Tonight, this stretch of seedy, sociable small hours’ time was no different. The club was hot and crowded, the air smoggy, the faces febrile and the noise, appropriately, like a parrot house. A black chap in a pork pie hat was playing the saxophone in a far corner God alone knew who was listening.
Johnny was too tired. He couldn’t be bothered to be amusing so he affected an aesthetic gloom. That got him a couple of drinks, one from an old queer who was always sniffing around, the other from an actress. She was not half bad for her age, with a lovely voice and smile. He wouldn’t have said no, but she had the breeding not to offer.

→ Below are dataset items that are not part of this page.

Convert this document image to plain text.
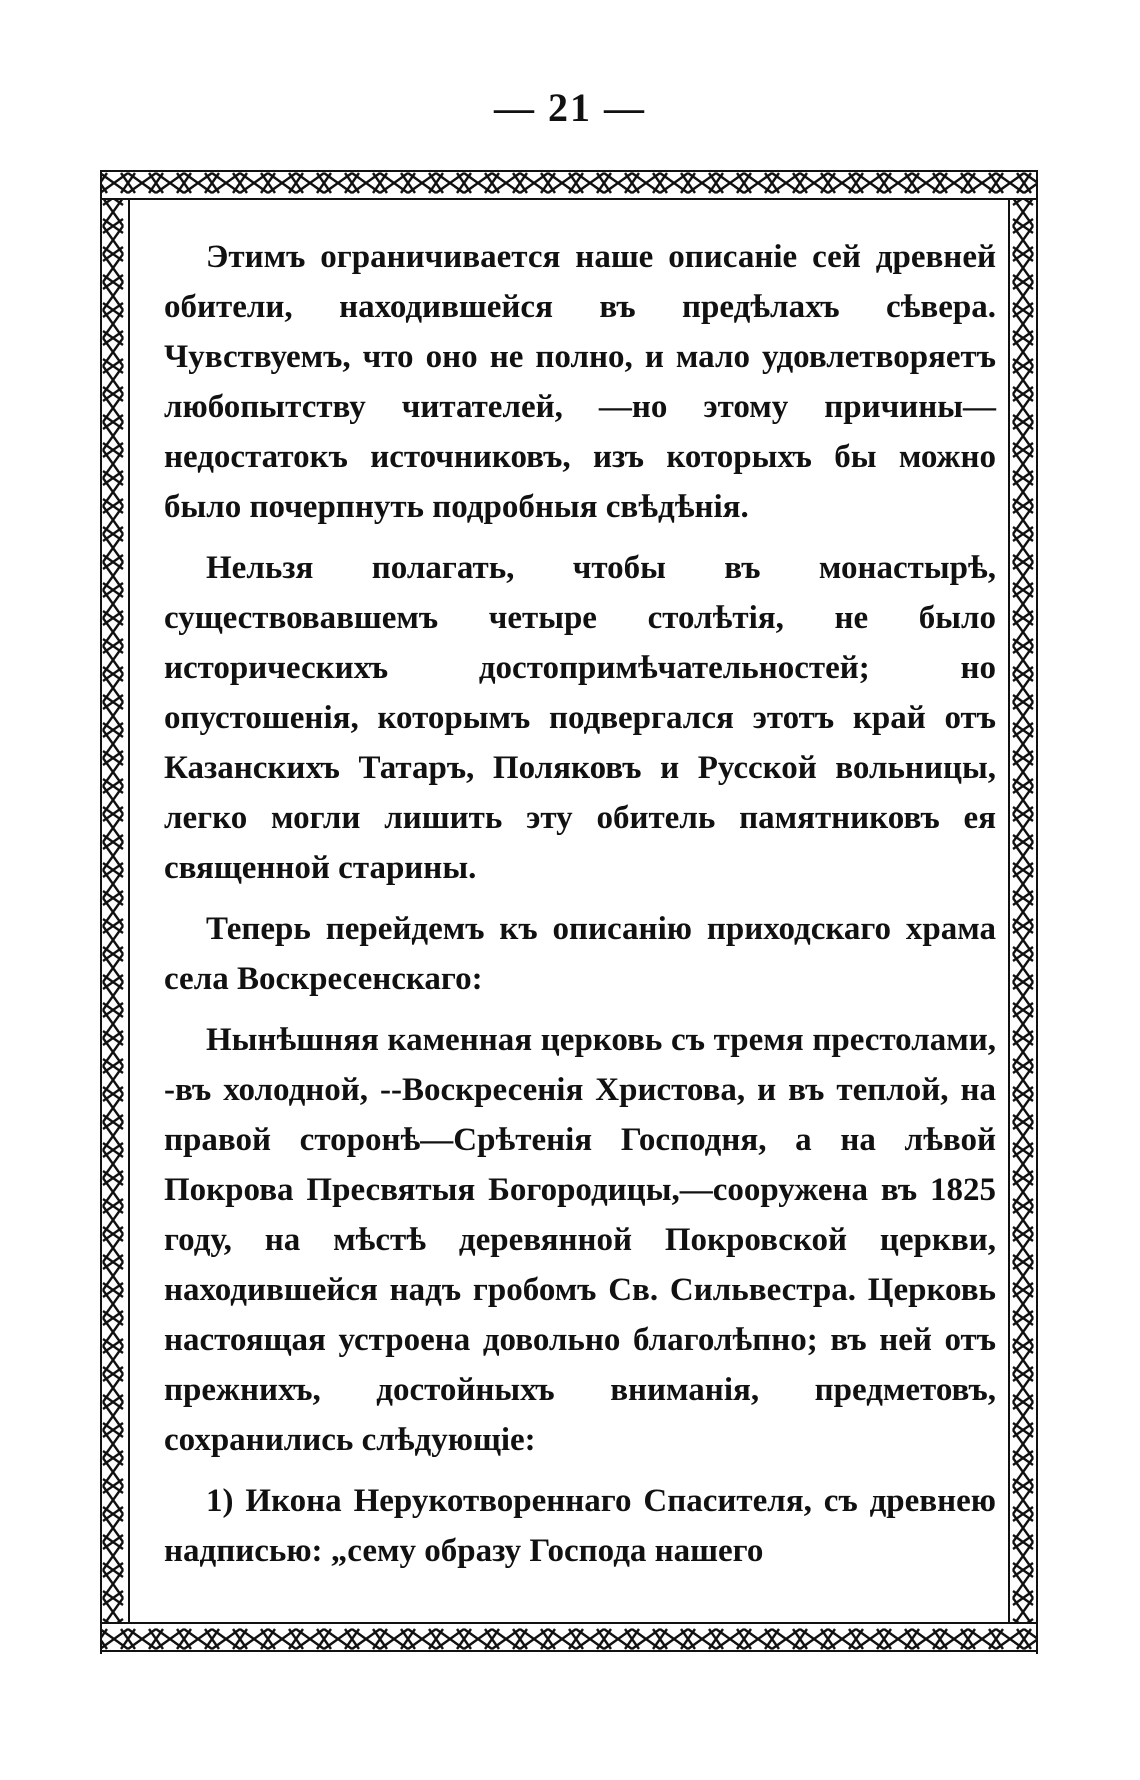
— 21 —

Этимъ ограничивается наше описаніе сей древней обители, находившейся въ предѣлахъ сѣвера. Чувствуемъ, что оно не полно, и мало удовлетворяетъ любопытству читателей, —но этому причины—недостатокъ источниковъ, изъ которыхъ бы можно было почерпнуть подробныя свѣдѣнія.

Нельзя полагать, чтобы въ монастырѣ, существовавшемъ четыре столѣтія, не было историческихъ достопримѣчательностей; но опустошенія, которымъ подвергался этотъ край отъ Казанскихъ Татаръ, Поляковъ и Русской вольницы, легко могли лишить эту обитель памятниковъ ея священной старины.

Теперь перейдемъ къ описанію приходскаго храма села Воскресенскаго:

Нынѣшняя каменная церковь съ тремя престолами, -въ холодной, --Воскресенія Христова, и въ теплой, на правой сторонѣ—Срѣтенія Господня, а на лѣвой Покрова Пресвятыя Богородицы,—сооружена въ 1825 году, на мѣстѣ деревянной Покровской церкви, находившейся надъ гробомъ Св. Сильвестра. Церковь настоящая устроена довольно благолѣпно; въ ней отъ прежнихъ, достойныхъ вниманія, предметовъ, сохранились слѣдующіе:

1) Икона Нерукотвореннаго Спасителя, съ древнею надписью: „сему образу Господа нашего
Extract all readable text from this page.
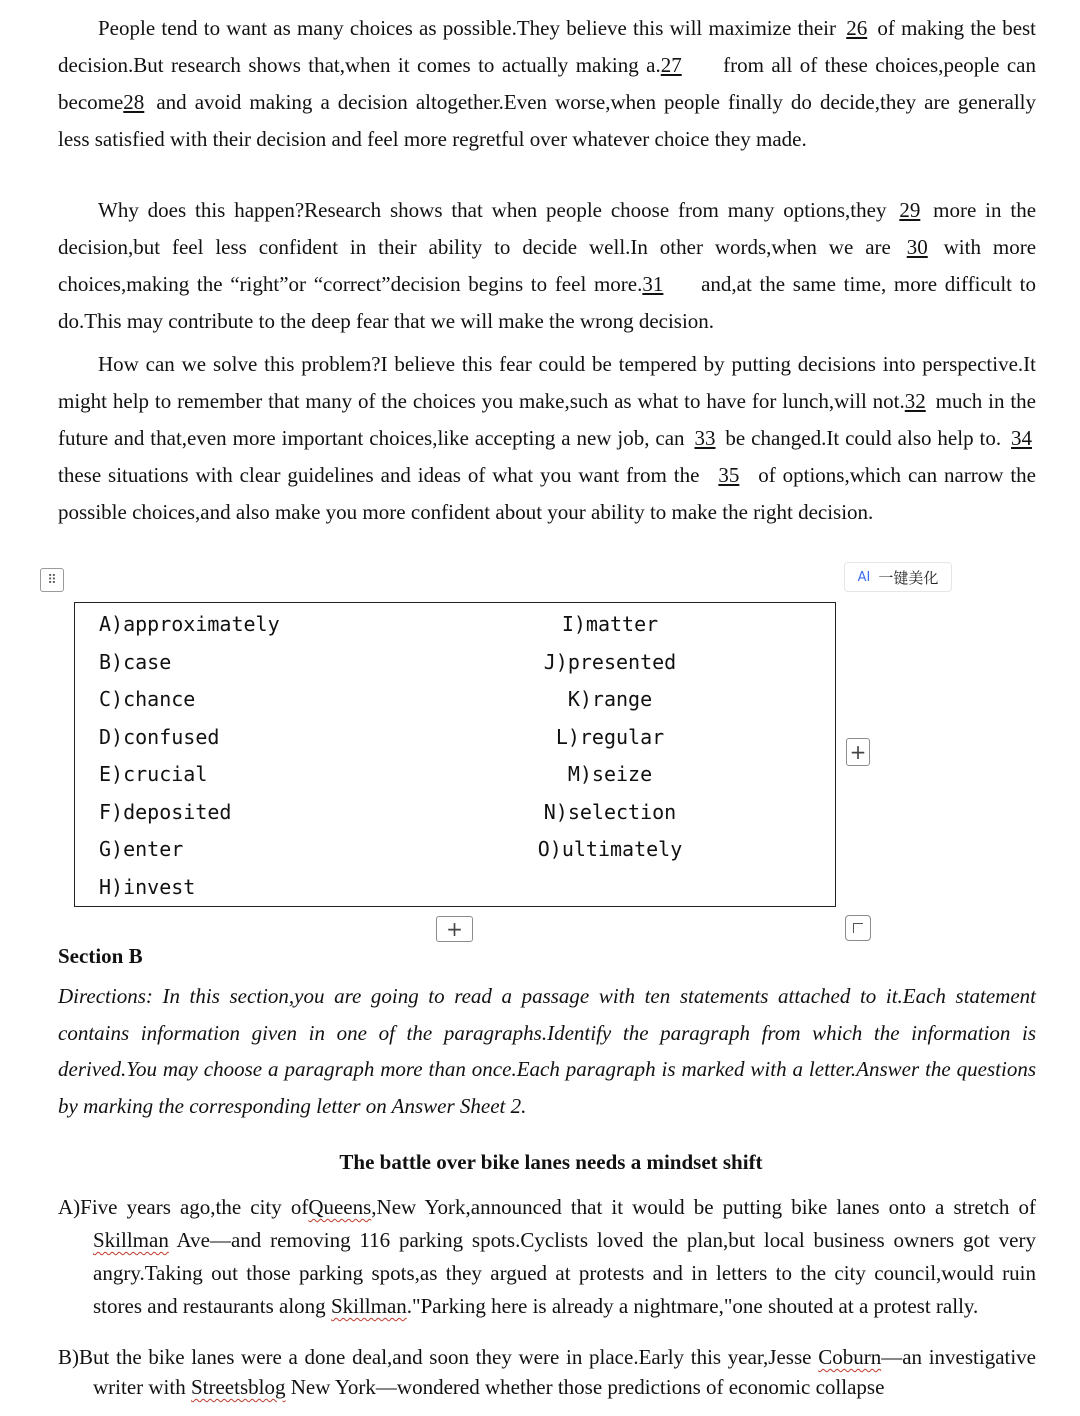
People tend to want as many choices as possible.They believe this will maximize their 26 of making the best decision.But research shows that,when it comes to actually making a.27 from all of these choices,people can become28 and avoid making a decision altogether.Even worse,when people finally do decide,they are generally less satisfied with their decision and feel more regretful over whatever choice they made.

Why does this happen?Research shows that when people choose from many options,they 29 more in the decision,but feel less confident in their ability to decide well.In other words,when we are 30 with more choices,making the “right”or “correct”decision begins to feel more.31 and,at the same time, more difficult to do.This may contribute to the deep fear that we will make the wrong decision.

How can we solve this problem?I believe this fear could be tempered by putting decisions into perspective.It might help to remember that many of the choices you make,such as what to have for lunch,will not.32 much in the future and that,even more important choices,like accepting a new job, can 33 be changed.It could also help to. 34 these situations with clear guidelines and ideas of what you want from the 35 of options,which can narrow the possible choices,and also make you more confident about your ability to make the right decision.

⠿	AI 一键美化
A)approximately
B)case
C)chance
D)confused
E)crucial
F)deposited
G)enter
H)invest
I)matter
J)presented
K)range
L)regular
M)seize
N)selection
O)ultimately
+
+
Section B
Directions: In this section,you are going to read a passage with ten statements attached to it.Each statement contains information given in one of the paragraphs.Identify the paragraph from which the information is derived.You may choose a paragraph more than once.Each paragraph is marked with a letter.Answer the questions by marking the corresponding letter on Answer Sheet 2.
The battle over bike lanes needs a mindset shift
A)Five years ago,the city ofQueens,New York,announced that it would be putting bike lanes onto a stretch of Skillman Ave—and removing 116 parking spots.Cyclists loved the plan,but local business owners got very angry.Taking out those parking spots,as they argued at protests and in letters to the city council,would ruin stores and restaurants along Skillman."Parking here is already a nightmare,"one shouted at a protest rally.
B)But the bike lanes were a done deal,and soon they were in place.Early this year,Jesse Coburn—an investigative writer with Streetsblog New York—wondered whether those predictions of economic collapse
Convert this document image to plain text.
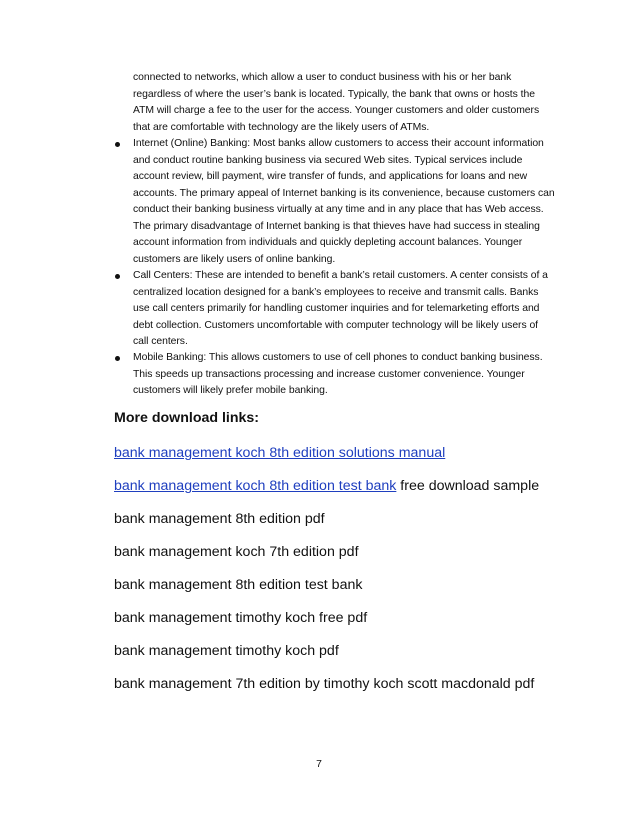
connected to networks, which allow a user to conduct business with his or her bank
regardless of where the user’s bank is located. Typically, the bank that owns or hosts the
ATM will charge a fee to the user for the access. Younger customers and older customers
that are comfortable with technology are the likely users of ATMs.
Internet (Online) Banking: Most banks allow customers to access their account information
and conduct routine banking business via secured Web sites. Typical services include
account review, bill payment, wire transfer of funds, and applications for loans and new
accounts. The primary appeal of Internet banking is its convenience, because customers can
conduct their banking business virtually at any time and in any place that has Web access.
The primary disadvantage of Internet banking is that thieves have had success in stealing
account information from individuals and quickly depleting account balances. Younger
customers are likely users of online banking.
Call Centers: These are intended to benefit a bank’s retail customers. A center consists of a
centralized location designed for a bank’s employees to receive and transmit calls. Banks
use call centers primarily for handling customer inquiries and for telemarketing efforts and
debt collection. Customers uncomfortable with computer technology will be likely users of
call centers.
Mobile Banking: This allows customers to use of cell phones to conduct banking business.
This speeds up transactions processing and increase customer convenience. Younger
customers will likely prefer mobile banking.
More download links:
bank management koch 8th edition solutions manual
bank management koch 8th edition test bank free download sample
bank management 8th edition pdf
bank management koch 7th edition pdf
bank management 8th edition test bank
bank management timothy koch free pdf
bank management timothy koch pdf
bank management 7th edition by timothy koch scott macdonald pdf
7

He wasn’t really a thief, not a pro. He was an opportunist who took whatever was easy. The things that people were too lazy or stupid or preoccupied to keep an eye on and which he sold on as quickly as possible. The war years, the second show, had been good to him like that. His chest had kept him out of the army, though he wouldn’t much have minded, and the black market was there to be played. Nylons, chocolate, fags, he could get hold of them and flog them easily. It helped that he wasn’t like the other spivs. He wore a plain black coat and a red scarf, he was well spoken. It was easy to give the impression he had just happened to come by these things and was happy to let them go for a tiny profit to an attractive woman, who deserved a bit of luxury in her life.